St Augustine’s observation is still valid: Verbo crescente, verba deficiunt “when the word of God increases, the words of men fail” (cf. Sermo 288, 5: pl 38, 1307;Sermo 120, 2: pl 38, 677). The Gospels often present Jesus, especially at times of crucial decisions, withdrawing to lonely places, away from the crowds and even from the disciples in order to pray in silence and to live his filial relationship with God. Silence can carve out an inner space in our very depths to enable God to dwell there, so that his word will remain within us and love for him take root in our minds and hearts and inspire our life. Hence the first direction: relearning silence, openness to listening, which opens us to the other, to the word of God.
However, there is also a second important connection between silence and prayer. Indeed it is not only our silence that disposes us to listen to the word of God; in our prayers we often find we are confronted by God’s silence, we feel, as it were, let down, it seems to us that God neither listens nor responds. Yet God’s silence, as happened to Jesus, does not indicate his absence. Christians know well that the Lord is present and listens, even in the darkness of pain, rejection and loneliness.

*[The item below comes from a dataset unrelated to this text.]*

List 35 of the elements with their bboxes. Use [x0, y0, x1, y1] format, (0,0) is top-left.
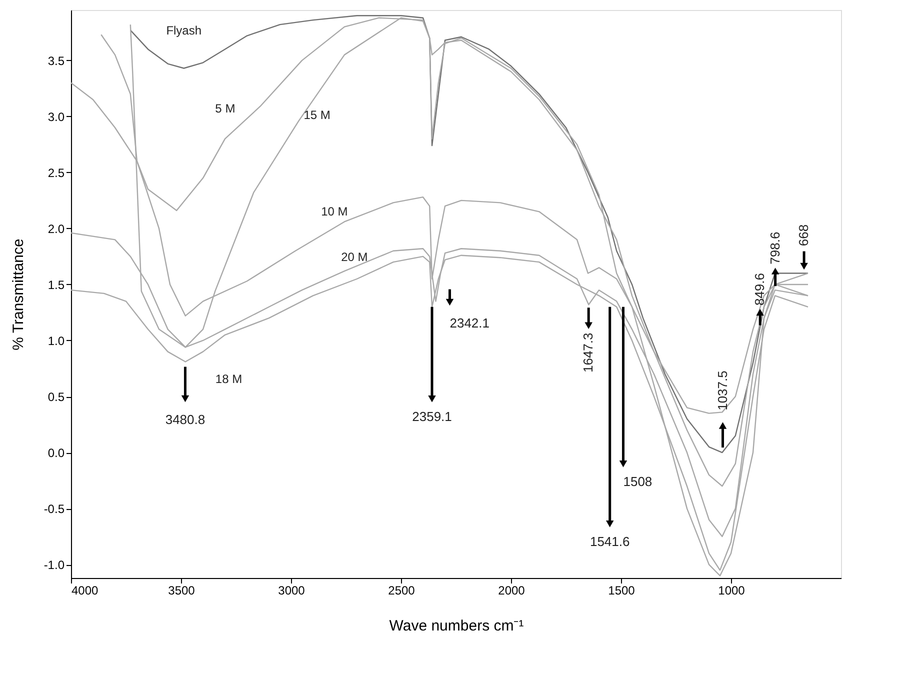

Jesus reassures his disciples and each one of us that God is well acquainted with our needs at every moment of our life. He teaches the disciples: “In praying do not heap up empty phrases as the Gentiles do; for they think that they will be heard for their many words. Do not be like them, for your Father knows what you need before you ask him” (Mt 6:7-8): an attentive, silent and open heart is more important than many words. God knows us in our inmost depths, better than we ourselves, and loves us; and knowing this must suffice.
In the Bible Job’s experience is particularly significant in this regard. In a short time this man lost everything: relatives, possessions, friends and health. It truly seems that God’s attitude to him was one of abandonment, of total silence. Yet in his relationship with God, Job speaks to God, cries out to God; in his prayers, in spite of all, he keeps his faith intact, and in the end, discovers the value of his experience and of God’s silence. And thus he can finally conclude, addressing the Creator: “I had heard of you by the hearing of the ear, but now my eye sees you” (Job 42:5): almost all of us know God only through hearsay and the more open we are to his silence and to our own silence, the more we truly begin to know him.
This total trust that opens us to the profound encounter with God developed in silence. St Francis Xavier prayed to the Lord saying: I do not love you because you can give me paradise or condemn me to hell, but because you are my God. I love you because You are You.
As we reach the end of the reflections on Jesus’ prayer, certain teachings of the Catechism of the Catholic Church spring to mind: “The drama of prayer is fully revealed to us in the Word who became flesh and dwells among us. To seek to understand his prayer through what his witnesses proclaim to us in the Gospel is to approach the holy Lord Jesus as Moses approached the burning bush: first to contemplate him in prayer, then to hear how he teaches us to pray, in order to know how he hears our prayer” (n. 2598).